As to your second point, yes, yes, and yes. A German gentleman I've been corresponding with, has some real neat ballistic software, and he claims 90grs. of H2O should be the ideal volume for an 8mm cartridge in a M 98 Mauser rifle. Georg Schuler went to the outside limit with his 8 x 68, and I stuck with a longer neck, and the Ruger's 66mm length. I didn't want the conflict of someone loading the Schuler round into my wildcat's chamber, by mistake. I've also resolved to never have 8x57 and 8 x 06 ammo on the shooting bench at the same time. I also agree I'm not trying to gin up another 8mm Rem Mag.. I just think there's room between the AI 8x06 and the Big Eight, to slip in my wildcat. If I can get close to Rem's velocities out of my redo of the old military chamber, with less recoil, so much the better. It becomes a heck of a value, for a CRF big game rifle. I'm thinking my recoil values should be more like a 338 x 06, than either the 308 Norma, or 338 Win.. The Norma has the added recoil velocity, and the 338 win., has the bigger push. My wildcat is a hunting round, not something to shoot across the bench all morning. The Europeans put great stock in their 8mm's shooting the 200, and 220 class of bullets. Remington has discontinued the original 220 gr. loading for their Big Eight, leaving only their 185gr. factory round. And all of the factory Rem 338 Ultra, is loaded with 250 gr. bullets. I feel that somewhere between the factory S & B 196 gr. loadings, and the discontinued Rem. Big Eight 220 grs. ammo, there should be a sweet spot for these weights of bullets in a 8 lb. scout style sporter.
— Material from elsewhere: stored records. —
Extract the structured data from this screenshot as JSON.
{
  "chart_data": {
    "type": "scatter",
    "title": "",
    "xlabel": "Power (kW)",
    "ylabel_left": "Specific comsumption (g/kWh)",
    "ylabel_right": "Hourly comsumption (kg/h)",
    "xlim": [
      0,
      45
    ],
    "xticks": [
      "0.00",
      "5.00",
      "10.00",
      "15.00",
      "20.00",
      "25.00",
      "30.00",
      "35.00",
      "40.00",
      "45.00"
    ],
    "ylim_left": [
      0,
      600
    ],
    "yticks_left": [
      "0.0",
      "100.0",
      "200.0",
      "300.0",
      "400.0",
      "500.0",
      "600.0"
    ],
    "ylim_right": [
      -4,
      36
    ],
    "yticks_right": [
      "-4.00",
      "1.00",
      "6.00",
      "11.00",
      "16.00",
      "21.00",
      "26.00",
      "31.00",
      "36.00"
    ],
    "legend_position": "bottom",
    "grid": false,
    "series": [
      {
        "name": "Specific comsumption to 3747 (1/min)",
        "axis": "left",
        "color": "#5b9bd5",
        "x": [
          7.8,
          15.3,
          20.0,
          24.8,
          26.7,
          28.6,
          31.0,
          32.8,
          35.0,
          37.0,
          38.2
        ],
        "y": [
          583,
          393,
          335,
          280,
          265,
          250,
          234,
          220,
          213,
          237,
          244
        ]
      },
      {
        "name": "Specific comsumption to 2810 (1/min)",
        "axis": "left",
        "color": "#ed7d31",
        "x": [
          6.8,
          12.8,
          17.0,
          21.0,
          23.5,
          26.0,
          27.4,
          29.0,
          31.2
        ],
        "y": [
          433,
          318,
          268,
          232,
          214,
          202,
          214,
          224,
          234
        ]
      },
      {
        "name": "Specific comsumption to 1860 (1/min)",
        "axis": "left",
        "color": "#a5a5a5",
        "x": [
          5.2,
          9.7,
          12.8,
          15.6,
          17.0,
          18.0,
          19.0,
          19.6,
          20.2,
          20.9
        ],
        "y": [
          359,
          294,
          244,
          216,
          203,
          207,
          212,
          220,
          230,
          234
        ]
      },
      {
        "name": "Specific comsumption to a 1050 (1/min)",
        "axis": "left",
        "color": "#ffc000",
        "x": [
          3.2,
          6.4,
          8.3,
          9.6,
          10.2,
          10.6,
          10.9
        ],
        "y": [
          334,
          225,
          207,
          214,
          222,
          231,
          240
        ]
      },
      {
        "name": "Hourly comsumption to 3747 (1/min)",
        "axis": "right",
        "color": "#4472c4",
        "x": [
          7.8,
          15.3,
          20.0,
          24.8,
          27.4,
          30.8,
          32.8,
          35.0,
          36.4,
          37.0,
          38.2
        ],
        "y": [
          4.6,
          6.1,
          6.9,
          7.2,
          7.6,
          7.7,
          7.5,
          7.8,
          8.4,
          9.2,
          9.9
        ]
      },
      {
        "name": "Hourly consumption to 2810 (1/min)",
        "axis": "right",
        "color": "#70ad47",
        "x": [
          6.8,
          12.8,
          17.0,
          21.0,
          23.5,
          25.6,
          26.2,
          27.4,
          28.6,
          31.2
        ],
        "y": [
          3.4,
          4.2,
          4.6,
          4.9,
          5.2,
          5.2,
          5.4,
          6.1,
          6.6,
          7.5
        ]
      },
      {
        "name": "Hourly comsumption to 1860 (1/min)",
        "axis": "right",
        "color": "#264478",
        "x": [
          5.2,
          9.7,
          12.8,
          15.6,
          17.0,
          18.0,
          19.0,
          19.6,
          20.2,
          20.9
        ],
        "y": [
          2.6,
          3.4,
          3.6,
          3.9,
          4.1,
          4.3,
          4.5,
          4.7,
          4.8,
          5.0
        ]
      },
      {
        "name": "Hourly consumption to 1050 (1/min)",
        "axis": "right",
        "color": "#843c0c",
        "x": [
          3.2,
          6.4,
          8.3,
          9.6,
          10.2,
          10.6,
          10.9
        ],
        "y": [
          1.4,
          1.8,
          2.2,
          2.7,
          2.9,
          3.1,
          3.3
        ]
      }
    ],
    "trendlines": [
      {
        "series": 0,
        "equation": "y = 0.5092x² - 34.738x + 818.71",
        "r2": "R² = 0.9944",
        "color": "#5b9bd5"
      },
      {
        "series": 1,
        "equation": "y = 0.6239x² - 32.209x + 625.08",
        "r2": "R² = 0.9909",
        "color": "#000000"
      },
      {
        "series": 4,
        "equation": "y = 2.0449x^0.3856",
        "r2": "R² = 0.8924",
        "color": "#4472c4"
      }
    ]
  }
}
So maybe you should try some hot S&B 196 gr. ammo in your rifle before you chop it up.
Like I said before, if I had it to do over, I'd have had my Smith, do the AI 8x57, instead of going with the 8 x 06. And I really don't want to even contemplate, shooting one of those hot S&B rounds in my 8 x 06 chamber, by accident. So---, "said the spider to the fly".